How long can a team carry a player before his iffy status becomes too much of a problem? That's the quandary manager Clint Hurdle found himself in recently because of injuries to Walker (hand laceration) and Martin (stiff neck). Walker wound up on the DL; Martin didn't.
“For a normal (everyday) player, I try to give it five days max,” Hurdle said. “This is the first time I've gone with one catcher basically for a week.”
Martin was scratched from the lineup May 7 after his neck locked up during pregame warmups. He played two days later, but the pain flared up again.
“You can play through some soreness,” Martin said. “But when you're playing a position where there can be contact, you want your neck to feel like it can support your head.”
Although the club did not make it public at the time, Martin was not cleared to play the final three games of the series against the New York Mets. He also sat out Monday's game against the Milwaukee Brewers.
“They kind of gave me an extra day (Monday) to make sure I was ready,” Martin said. “I don't have 100 percent range of motion, but there's no soreness.

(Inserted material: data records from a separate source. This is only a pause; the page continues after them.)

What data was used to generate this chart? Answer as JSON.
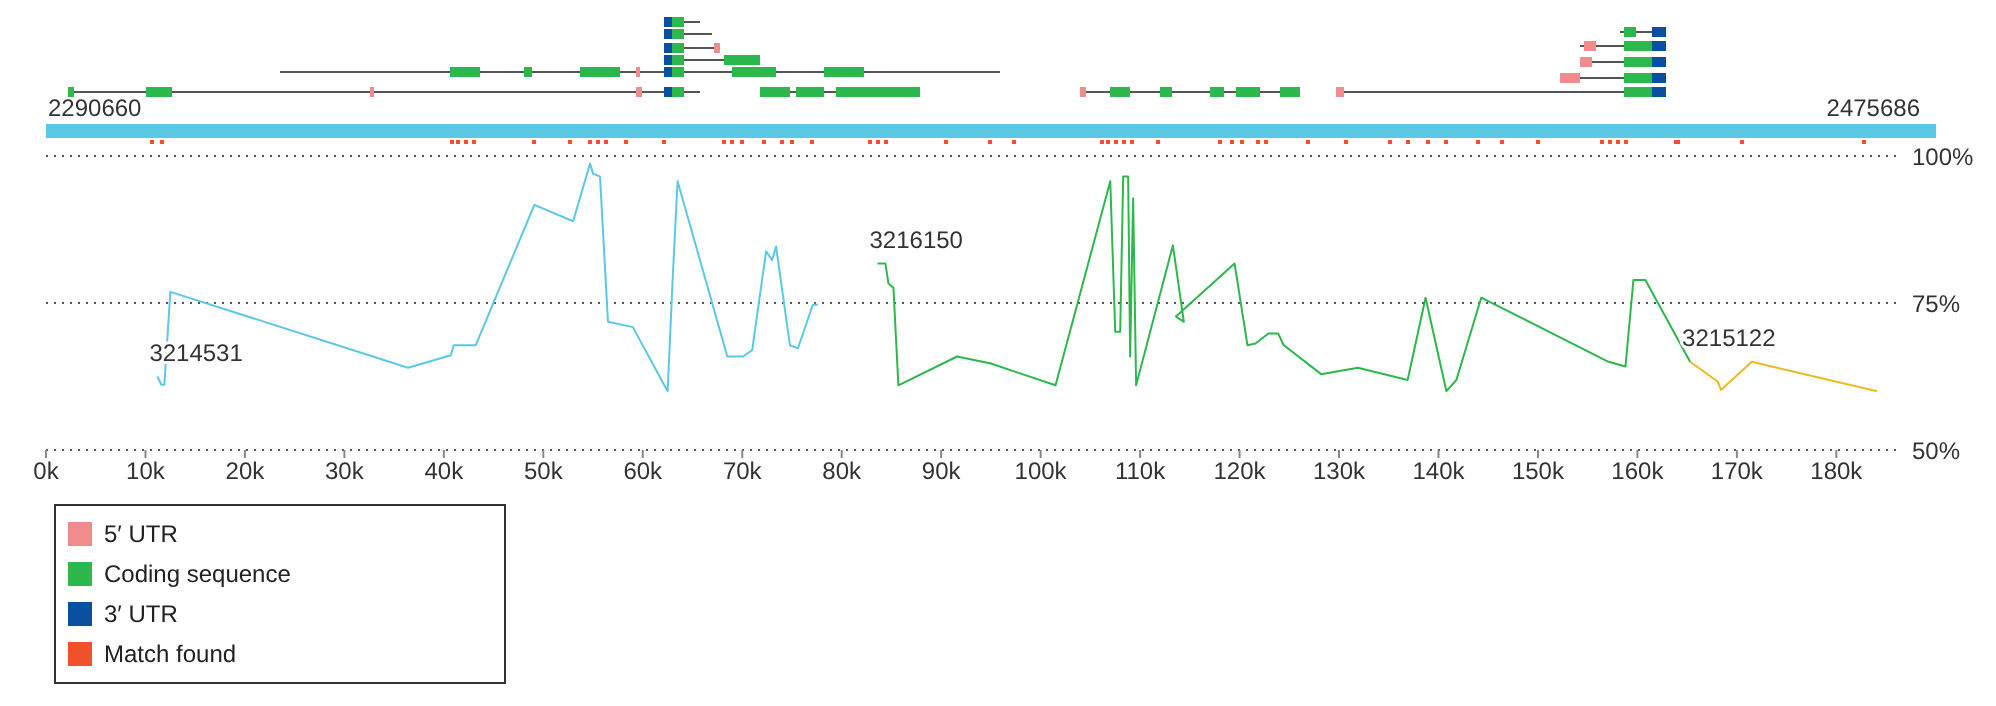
{
  "chart_data": {
    "type": "line",
    "xlim": [
      0,
      186
    ],
    "xticks": [
      {
        "value": 0,
        "label": "0k"
      },
      {
        "value": 10,
        "label": "10k"
      },
      {
        "value": 20,
        "label": "20k"
      },
      {
        "value": 30,
        "label": "30k"
      },
      {
        "value": 40,
        "label": "40k"
      },
      {
        "value": 50,
        "label": "50k"
      },
      {
        "value": 60,
        "label": "60k"
      },
      {
        "value": 70,
        "label": "70k"
      },
      {
        "value": 80,
        "label": "80k"
      },
      {
        "value": 90,
        "label": "90k"
      },
      {
        "value": 100,
        "label": "100k"
      },
      {
        "value": 110,
        "label": "110k"
      },
      {
        "value": 120,
        "label": "120k"
      },
      {
        "value": 130,
        "label": "130k"
      },
      {
        "value": 140,
        "label": "140k"
      },
      {
        "value": 150,
        "label": "150k"
      },
      {
        "value": 160,
        "label": "160k"
      },
      {
        "value": 170,
        "label": "170k"
      },
      {
        "value": 180,
        "label": "180k"
      }
    ],
    "ylim": [
      50,
      100
    ],
    "yticks": [
      {
        "value": 50,
        "label": "50%"
      },
      {
        "value": 75,
        "label": "75%"
      },
      {
        "value": 100,
        "label": "100%"
      }
    ],
    "grid": "y",
    "marker": "none",
    "series": [
      {
        "name": "3214531",
        "color": "#5bc8e6",
        "x": [
          11.2,
          11.6,
          11.9,
          12.5,
          36.4,
          40.7,
          41.0,
          43.2,
          49.1,
          53.0,
          54.7,
          55.0,
          55.7,
          56.5,
          59.0,
          62.5,
          63.0,
          63.5,
          68.5,
          70.1,
          71.0,
          72.4,
          73.0,
          73.4,
          74.8,
          75.6,
          77.1,
          77.6
        ],
        "values": [
          62.5,
          61.1,
          61.1,
          76.9,
          64.0,
          66.1,
          67.8,
          67.8,
          91.7,
          88.9,
          98.7,
          97.0,
          96.5,
          71.8,
          70.9,
          60.0,
          78.9,
          95.7,
          65.9,
          65.9,
          67.0,
          83.8,
          82.3,
          84.6,
          67.8,
          67.3,
          74.7,
          74.7
        ]
      },
      {
        "name": "3216150",
        "color": "#2db84d",
        "x": [
          83.6,
          84.4,
          84.7,
          85.2,
          85.7,
          91.6,
          95.0,
          101.5,
          107.0,
          107.5,
          108.0,
          108.3,
          108.8,
          109.0,
          109.3,
          109.6,
          113.3,
          114.4,
          113.6,
          119.5,
          120.8,
          121.6,
          122.9,
          123.9,
          124.4,
          128.2,
          131.9,
          136.9,
          138.7,
          140.8,
          141.8,
          144.3,
          157.1,
          158.8,
          159.6,
          160.8,
          165.3
        ],
        "values": [
          81.7,
          81.7,
          78.3,
          77.6,
          61.0,
          65.9,
          64.7,
          61.0,
          95.7,
          70.1,
          70.1,
          96.5,
          96.5,
          65.9,
          92.8,
          61.0,
          84.8,
          71.8,
          72.7,
          81.7,
          67.8,
          68.1,
          69.8,
          69.8,
          67.9,
          62.9,
          64.0,
          61.9,
          75.9,
          60.0,
          61.9,
          75.9,
          65.0,
          64.2,
          78.9,
          78.9,
          65.0
        ]
      },
      {
        "name": "3215122",
        "color": "#f2b824",
        "x": [
          165.3,
          168.1,
          168.4,
          171.5,
          184.1
        ],
        "values": [
          65.0,
          61.6,
          60.2,
          65.0,
          60.0
        ]
      }
    ],
    "annotations": [
      "2290660",
      "2475686",
      "5′ UTR",
      "Coding sequence",
      "3′ UTR",
      "Match found"
    ]
  }
}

I don't feel like I've got to be cautious out there.”
Michael McKenry started six games while Martin was out. Tony Sanchez was brought up from Triple-A Indianapolis on Saturday to be on the “taxi squad” in case another setback put Martin on the DL. Martin recovered, and Sanchez went back to the minors without being activated.
Walker was spiked on his hand April 26 in St. Louis but did not go on the DL until May 3. The Pirates had a four-man bench for five games while he was in limbo.

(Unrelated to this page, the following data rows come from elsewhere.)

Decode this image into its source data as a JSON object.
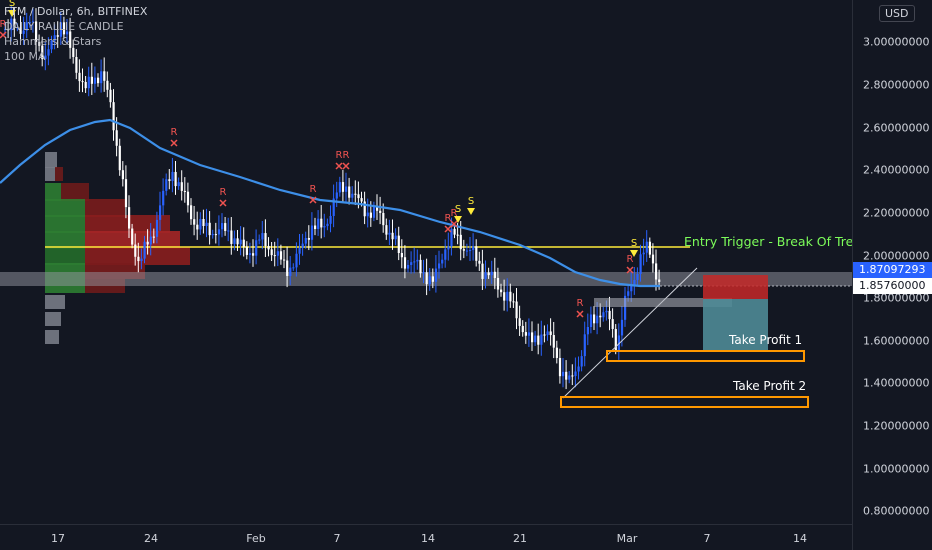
{
  "legend": {
    "symbol_line": "FTM / Dollar, 6h, BITFINEX",
    "indicator_1": "DAILY RALLIE CANDLE",
    "indicator_2": "Hammers & Stars",
    "indicator_3": "100 MA"
  },
  "price_axis": {
    "currency_button": "USD",
    "ticks": [
      "3.00000000",
      "2.80000000",
      "2.60000000",
      "2.40000000",
      "2.20000000",
      "2.00000000",
      "1.80000000",
      "1.60000000",
      "1.40000000",
      "1.20000000",
      "1.00000000",
      "0.80000000"
    ],
    "ma_label": "1.87097293",
    "last_price_label": "1.85760000"
  },
  "time_axis": {
    "ticks": [
      "17",
      "24",
      "Feb",
      "7",
      "14",
      "21",
      "Mar",
      "7",
      "14"
    ]
  },
  "annotations": {
    "entry_trigger": "Entry Trigger - Break Of Tre",
    "take_profit_1": "Take Profit 1",
    "take_profit_2": "Take Profit 2",
    "marker_r": "R",
    "marker_s": "S"
  },
  "colors": {
    "background": "#131722",
    "candle_up": "#2962ff",
    "candle_down": "#ffffff",
    "ma_line": "#3d8fe8",
    "entry_line": "#ffeb3b",
    "take_profit_box": "#ff9800",
    "entry_text": "#7cfc5a",
    "ma_label_bg": "#2962ff",
    "stop_zone": "#c62828",
    "target_zone": "#4f8a96"
  }
}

“If you can compete and you're not putting yourself in any more jeopardy, you try to do it,” Walker said. “But if you're hurting the team — as a National League team, you know you're gonna use your bench — you've got to do what's right. It's not easy.”
Through Monday, opponents had run off 21 straight successful stolen bases against the Pirates. Sixteen of those thefts came with McKenry behind the plate, including six in Monday's game.

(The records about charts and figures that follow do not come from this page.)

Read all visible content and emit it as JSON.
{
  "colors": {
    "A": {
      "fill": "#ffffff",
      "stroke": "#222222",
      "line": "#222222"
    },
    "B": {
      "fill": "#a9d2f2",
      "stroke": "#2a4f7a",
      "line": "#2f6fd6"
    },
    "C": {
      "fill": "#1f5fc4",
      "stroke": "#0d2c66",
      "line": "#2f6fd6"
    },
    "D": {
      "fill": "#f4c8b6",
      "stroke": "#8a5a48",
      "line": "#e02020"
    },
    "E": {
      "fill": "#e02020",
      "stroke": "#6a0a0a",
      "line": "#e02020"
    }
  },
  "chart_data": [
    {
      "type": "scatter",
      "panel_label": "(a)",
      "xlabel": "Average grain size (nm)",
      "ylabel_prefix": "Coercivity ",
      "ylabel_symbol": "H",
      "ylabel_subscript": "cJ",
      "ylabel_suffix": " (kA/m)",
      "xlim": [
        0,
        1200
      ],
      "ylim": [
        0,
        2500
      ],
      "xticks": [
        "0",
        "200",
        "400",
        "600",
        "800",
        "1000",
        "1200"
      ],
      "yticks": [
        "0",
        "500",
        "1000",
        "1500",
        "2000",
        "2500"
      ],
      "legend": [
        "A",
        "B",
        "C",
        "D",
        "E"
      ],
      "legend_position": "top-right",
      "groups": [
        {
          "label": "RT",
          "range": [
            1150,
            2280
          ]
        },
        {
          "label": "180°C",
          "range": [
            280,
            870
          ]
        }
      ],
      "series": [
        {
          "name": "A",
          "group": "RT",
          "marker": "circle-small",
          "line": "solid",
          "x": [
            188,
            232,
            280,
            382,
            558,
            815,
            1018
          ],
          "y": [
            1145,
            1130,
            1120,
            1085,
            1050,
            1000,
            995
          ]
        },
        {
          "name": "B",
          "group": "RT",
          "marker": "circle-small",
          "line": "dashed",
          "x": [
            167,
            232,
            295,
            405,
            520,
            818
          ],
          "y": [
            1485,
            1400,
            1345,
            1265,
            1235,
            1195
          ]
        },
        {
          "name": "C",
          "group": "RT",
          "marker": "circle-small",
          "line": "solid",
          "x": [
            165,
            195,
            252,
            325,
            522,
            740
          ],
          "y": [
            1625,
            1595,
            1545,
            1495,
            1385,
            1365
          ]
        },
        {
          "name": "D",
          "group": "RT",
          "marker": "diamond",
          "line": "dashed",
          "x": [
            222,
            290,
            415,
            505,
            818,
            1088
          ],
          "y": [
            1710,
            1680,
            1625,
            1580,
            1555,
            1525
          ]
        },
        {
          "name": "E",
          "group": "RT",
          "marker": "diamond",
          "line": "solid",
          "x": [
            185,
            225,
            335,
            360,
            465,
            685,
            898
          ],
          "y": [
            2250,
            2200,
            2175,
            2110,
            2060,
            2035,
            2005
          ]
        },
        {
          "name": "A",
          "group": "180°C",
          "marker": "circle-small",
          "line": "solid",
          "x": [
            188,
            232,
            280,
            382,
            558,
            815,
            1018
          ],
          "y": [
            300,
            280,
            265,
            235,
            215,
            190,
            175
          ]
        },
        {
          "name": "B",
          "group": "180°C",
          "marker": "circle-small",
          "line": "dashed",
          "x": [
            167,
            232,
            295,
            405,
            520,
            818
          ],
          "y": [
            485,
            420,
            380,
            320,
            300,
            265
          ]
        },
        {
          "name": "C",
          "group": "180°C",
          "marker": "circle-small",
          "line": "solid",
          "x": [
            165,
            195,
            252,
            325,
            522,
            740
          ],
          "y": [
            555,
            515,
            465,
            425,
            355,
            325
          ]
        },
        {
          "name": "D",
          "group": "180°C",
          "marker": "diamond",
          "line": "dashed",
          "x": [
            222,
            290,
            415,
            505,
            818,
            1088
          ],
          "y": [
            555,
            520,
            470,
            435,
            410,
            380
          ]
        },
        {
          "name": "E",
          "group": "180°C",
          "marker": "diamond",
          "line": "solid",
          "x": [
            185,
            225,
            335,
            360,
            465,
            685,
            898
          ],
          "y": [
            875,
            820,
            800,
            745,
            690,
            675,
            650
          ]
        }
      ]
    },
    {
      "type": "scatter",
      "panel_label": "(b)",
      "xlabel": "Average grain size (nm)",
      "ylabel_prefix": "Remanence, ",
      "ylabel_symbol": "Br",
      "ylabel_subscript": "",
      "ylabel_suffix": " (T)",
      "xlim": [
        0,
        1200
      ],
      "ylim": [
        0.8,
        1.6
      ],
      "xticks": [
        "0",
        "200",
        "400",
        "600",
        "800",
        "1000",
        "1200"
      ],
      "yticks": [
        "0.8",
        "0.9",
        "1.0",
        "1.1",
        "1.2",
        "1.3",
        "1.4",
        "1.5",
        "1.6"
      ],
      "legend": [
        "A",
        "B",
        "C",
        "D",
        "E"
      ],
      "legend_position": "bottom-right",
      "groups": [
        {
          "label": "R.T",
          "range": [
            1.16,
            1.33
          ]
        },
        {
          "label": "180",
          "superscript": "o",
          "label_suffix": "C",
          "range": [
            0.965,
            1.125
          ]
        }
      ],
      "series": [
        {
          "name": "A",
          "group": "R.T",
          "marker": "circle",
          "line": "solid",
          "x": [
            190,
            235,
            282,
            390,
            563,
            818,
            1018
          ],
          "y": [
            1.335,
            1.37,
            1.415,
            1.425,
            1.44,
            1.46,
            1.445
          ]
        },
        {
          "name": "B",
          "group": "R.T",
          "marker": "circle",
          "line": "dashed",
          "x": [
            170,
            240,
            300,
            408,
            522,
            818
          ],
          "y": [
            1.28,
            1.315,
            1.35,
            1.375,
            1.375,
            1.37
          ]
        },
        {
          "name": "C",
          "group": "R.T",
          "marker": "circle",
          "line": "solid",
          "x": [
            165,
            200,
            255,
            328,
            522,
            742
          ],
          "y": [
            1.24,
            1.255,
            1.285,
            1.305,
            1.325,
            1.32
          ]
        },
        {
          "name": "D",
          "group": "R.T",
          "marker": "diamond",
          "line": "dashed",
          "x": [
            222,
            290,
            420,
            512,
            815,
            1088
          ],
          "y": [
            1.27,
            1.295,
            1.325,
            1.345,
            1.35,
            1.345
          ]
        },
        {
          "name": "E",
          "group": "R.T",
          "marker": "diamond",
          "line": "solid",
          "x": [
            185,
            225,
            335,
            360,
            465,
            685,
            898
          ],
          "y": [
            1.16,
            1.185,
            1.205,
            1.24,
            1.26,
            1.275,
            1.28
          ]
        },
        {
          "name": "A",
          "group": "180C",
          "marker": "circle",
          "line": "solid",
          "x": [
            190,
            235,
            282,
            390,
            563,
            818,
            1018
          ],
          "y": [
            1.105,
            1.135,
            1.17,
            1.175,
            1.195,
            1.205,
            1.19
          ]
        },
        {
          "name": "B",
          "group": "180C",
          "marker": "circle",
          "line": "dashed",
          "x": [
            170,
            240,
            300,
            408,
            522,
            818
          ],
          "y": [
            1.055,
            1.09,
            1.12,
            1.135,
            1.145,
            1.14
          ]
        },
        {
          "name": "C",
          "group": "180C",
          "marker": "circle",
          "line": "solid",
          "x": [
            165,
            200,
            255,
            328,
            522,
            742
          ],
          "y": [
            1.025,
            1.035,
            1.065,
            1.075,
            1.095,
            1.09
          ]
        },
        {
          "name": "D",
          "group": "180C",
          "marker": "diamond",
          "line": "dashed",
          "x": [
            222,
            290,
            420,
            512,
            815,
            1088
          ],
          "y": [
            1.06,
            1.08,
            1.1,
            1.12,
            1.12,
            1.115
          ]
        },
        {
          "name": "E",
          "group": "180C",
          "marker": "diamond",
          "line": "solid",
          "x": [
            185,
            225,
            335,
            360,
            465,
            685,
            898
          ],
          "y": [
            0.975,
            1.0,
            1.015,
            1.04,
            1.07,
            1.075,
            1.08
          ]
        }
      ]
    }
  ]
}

“On anything but a slide step, they were going,” Hurdle said. “We had some shots to throw some people out, and we were unable to convert on the back end of it. A.J. (Burnett) gave it everything he had, but Mac wasn't able to make the proper adjustments.”
It was only the 10th time in franchise history the Brewers swiped six or more bags in a game. But it was the second time they did it in their past four games at PNC Park. The Brewers stole seven bases Sept. 18, 2012. The Pirates' battery that day was Burnett and Rod Barajas.
Closer Jason Grilli turned a few heads Tuesday by hanging a furry, full-body Chewbacca costume in his locker.
“It's the one thing I wanted when I signed my contract,” joked Grilli. “Russ Martin bought it for me. It's great, just ... awesome.”
The costume is a replica of the one worn by actor Peter Mayhew in the “Star Wars” movies. Grilli, 36, is a self-described “child of the '80s” and longtime “Star Wars” devotee. When he was pitching in the minors in 2005, a “Star Wars” fanfest came to Indianapolis. Grilli and some of his teammates went in through a back door.
“We didn't have tickets, so we sneaked in,” Grilli said.